Muni sold eight-tonnes of brinjal by 31st March 2022 and earned INR 122,914. The FPO provided all quality inputs for Muni’s brinjal farm, and gave her support with marketing services at the door step with a full guarantee of payment. The collective marketing system helped her to sell her entire produce. Earlier, her family could manage INR 167 on an average for every member per month, and now it is Rs. 1137 per member a month – a seven times increase almost! It gave her the much-desired self-confidence, recognition and acceptance in her family and in the community as well. The persons who were opposing Muni Didi have changed their minds and have accepted vegetable (brinjal) cultivation whole heartedly. Muni was all smiles after the cultivation season, as she had brought about a remarkable change in the field of agriculture as well as in the thought process of the community. She not only managed all the household expenses from this income but has also saved some for her child’s education. Her status and decision-making power in her family are greatly enhanced; her ideas and vision are positively accepted in the community.

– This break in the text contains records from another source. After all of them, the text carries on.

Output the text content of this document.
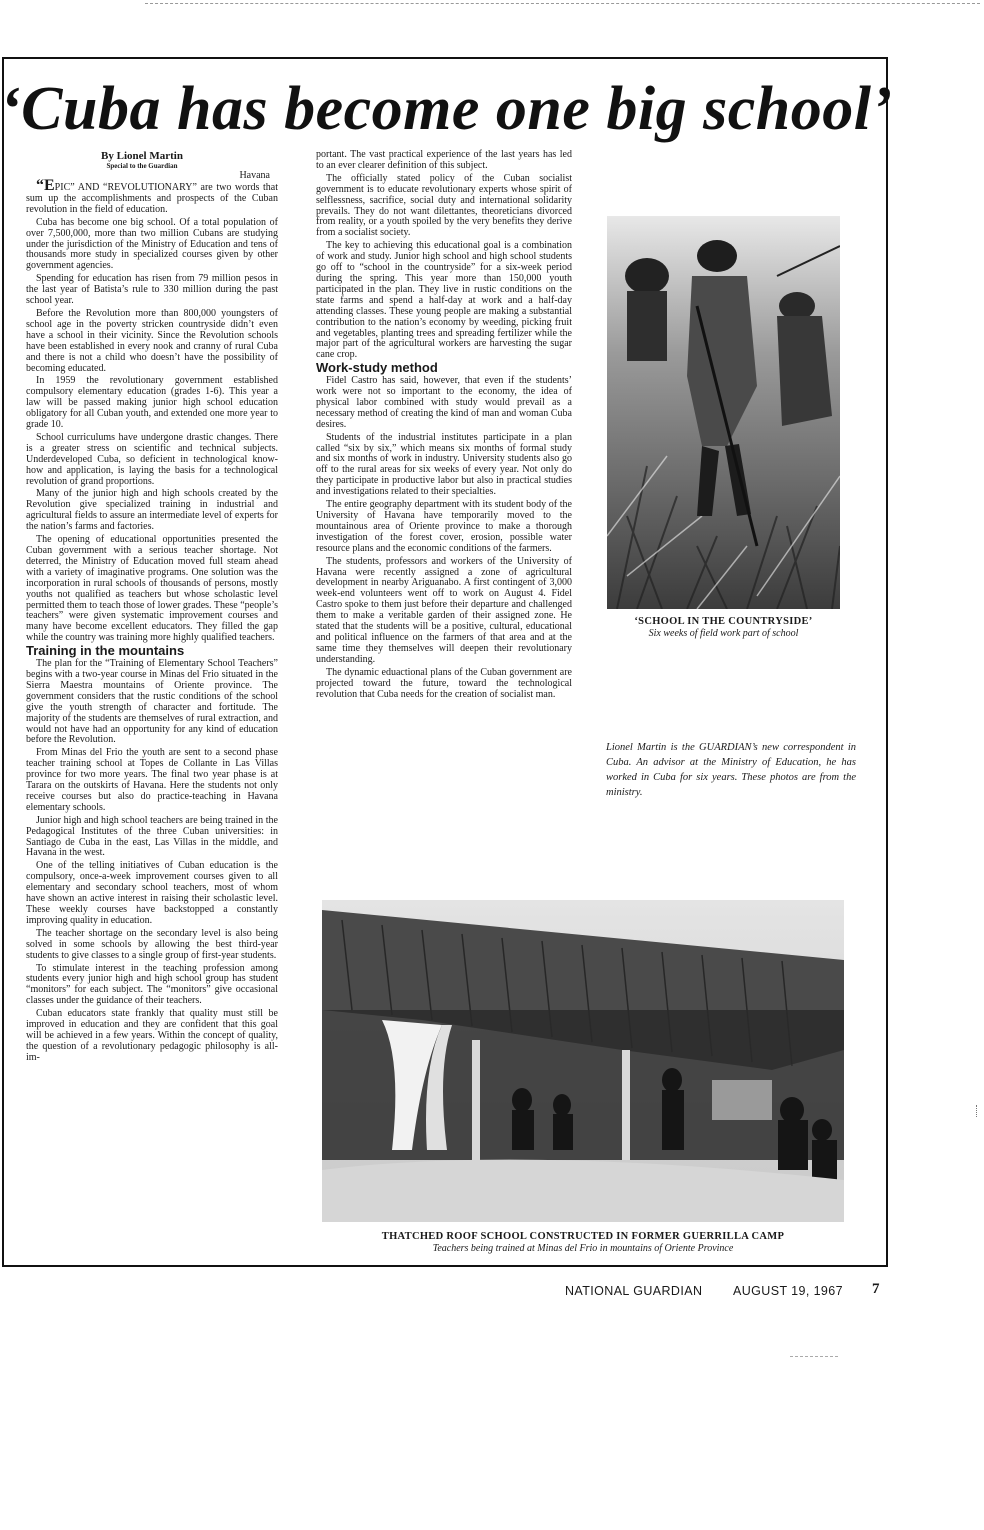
‘Cuba has become one big school’
By Lionel Martin
Special to the Guardian
Havana

“EPIC” AND “REVOLUTIONARY” are two words that sum up the accomplishments and prospects of the Cuban revolution in the field of education.

Cuba has become one big school. Of a total population of over 7,500,000, more than two million Cubans are studying under the jurisdiction of the Ministry of Education and tens of thousands more study in specialized courses given by other government agencies.

Spending for education has risen from 79 million pesos in the last year of Batista’s rule to 330 million during the past school year.

Before the Revolution more than 800,000 youngsters of school age in the poverty stricken countryside didn’t even have a school in their vicinity. Since the Revolution schools have been established in every nook and cranny of rural Cuba and there is not a child who doesn’t have the possibility of becoming educated.

In 1959 the revolutionary government established compulsory elementary education (grades 1-6). This year a law will be passed making junior high school education obligatory for all Cuban youth, and extended one more year to grade 10.

School curriculums have undergone drastic changes. There is a greater stress on scientific and technical subjects. Underdeveloped Cuba, so deficient in technological know-how and application, is laying the basis for a technological revolution of grand proportions.

Many of the junior high and high schools created by the Revolution give specialized training in industrial and agricultural fields to assure an intermediate level of experts for the nation’s farms and factories.

The opening of educational opportunities presented the Cuban government with a serious teacher shortage. Not deterred, the Ministry of Education moved full steam ahead with a variety of imaginative programs. One solution was the incorporation in rural schools of thousands of persons, mostly youths not qualified as teachers but whose scholastic level permitted them to teach those of lower grades. These “people’s teachers” were given systematic improvement courses and many have become excellent educators. They filled the gap while the country was training more highly qualified teachers.

Training in the mountains

The plan for the “Training of Elementary School Teachers” begins with a two-year course in Minas del Frio situated in the Sierra Maestra mountains of Oriente province. The government considers that the rustic conditions of the school give the youth strength of character and fortitude. The majority of the students are themselves of rural extraction, and would not have had an opportunity for any kind of education before the Revolution.

From Minas del Frio the youth are sent to a second phase teacher training school at Topes de Collante in Las Villas province for two more years. The final two year phase is at Tarara on the outskirts of Havana. Here the students not only receive courses but also do practice-teaching in Havana elementary schools.

Junior high and high school teachers are being trained in the Pedagogical Institutes of the three Cuban universities: in Santiago de Cuba in the east, Las Villas in the middle, and Havana in the west.

One of the telling initiatives of Cuban education is the compulsory, once-a-week improvement courses given to all elementary and secondary school teachers, most of whom have shown an active interest in raising their scholastic level. These weekly courses have backstopped a constantly improving quality in education.

The teacher shortage on the secondary level is also being solved in some schools by allowing the best third-year students to give classes to a single group of first-year students.

To stimulate interest in the teaching profession among students every junior high and high school group has student “monitors” for each subject. The “monitors” give occasional classes under the guidance of their teachers.

Cuban educators state frankly that quality must still be improved in education and they are confident that this goal will be achieved in a few years. Within the concept of quality, the question of a revolutionary pedagogic philosophy is all-im-

portant. The vast practical experience of the last years has led to an ever clearer definition of this subject.

The officially stated policy of the Cuban socialist government is to educate revolutionary experts whose spirit of selflessness, sacrifice, social duty and international solidarity prevails. They do not want dilettantes, theoreticians divorced from reality, or a youth spoiled by the very benefits they derive from a socialist society.

The key to achieving this educational goal is a combination of work and study. Junior high school and high school students go off to “school in the countryside” for a six-week period during the spring. This year more than 150,000 youth participated in the plan. They live in rustic conditions on the state farms and spend a half-day at work and a half-day attending classes. These young people are making a substantial contribution to the nation’s economy by weeding, picking fruit and vegetables, planting trees and spreading fertilizer while the major part of the agricultural workers are harvesting the sugar cane crop.

Work-study method

Fidel Castro has said, however, that even if the students’ work were not so important to the economy, the idea of physical labor combined with study would prevail as a necessary method of creating the kind of man and woman Cuba desires.

Students of the industrial institutes participate in a plan called “six by six,” which means six months of formal study and six months of work in industry. University students also go off to the rural areas for six weeks of every year. Not only do they participate in productive labor but also in practical studies and investigations related to their specialties.

The entire geography department with its student body of the University of Havana have temporarily moved to the mountainous area of Oriente province to make a thorough investigation of the forest cover, erosion, possible water resource plans and the economic conditions of the farmers.

The students, professors and workers of the University of Havana were recently assigned a zone of agricultural development in nearby Ariguanabo. A first contingent of 3,000 week-end volunteers went off to work on August 4. Fidel Castro spoke to them just before their departure and challenged them to make a veritable garden of their assigned zone. He stated that the students will be a positive, cultural, educational and political influence on the farmers of that area and at the same time they themselves will deepen their revolutionary understanding.

The dynamic eduactional plans of the Cuban government are projected toward the future, toward the technological revolution that Cuba needs for the creation of socialist man.

‘SCHOOL IN THE COUNTRYSIDE’
Six weeks of field work part of school
Lionel Martin is the GUARDIAN’s new correspondent in Cuba. An advisor at the Ministry of Education, he has worked in Cuba for six years. These photos are from the ministry.
THATCHED ROOF SCHOOL CONSTRUCTED IN FORMER GUERRILLA CAMP
Teachers being trained at Minas del Frio in mountains of Oriente Province
NATIONAL GUARDIAN AUGUST 19, 1967 7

Looking at the interest of the villagers, other programs like APC (Agriculture Production Cluster) project by the Government of Odisha, Mission Jibila (Integrated Tribal Development Agency) also extended their support for agricultural inputs and farm mechanization and have tried to build a market-led synchronised farming system with doorstep input delivery and marketing by the Mahila Pragati Farmer Producers Company Limited.
In 2021 monsoon, only four acres of vegetable was cultivated in Karagadi village and all the participating farmers sold 33 tonnes of brinjal in total, and earned INR 642,000. This monsoon, almost 20 acres of agriculture land is turning green – with small sprouts of brinjal saplings. Wishing them all the best for a bumper crop. We just met another leader at ground zero, whose self-confidence and ability to transform a dream into reality not only changed her own life, but catalysed the change in lives of nine other smallholder farmers.
“It gives me goose bumps to see the change that my efforts brought in lives of other farmers. Just a year ago, I was a learner, this year I am in a position to teach others and help them increase their incomes, ten times!” shares a confident Muni.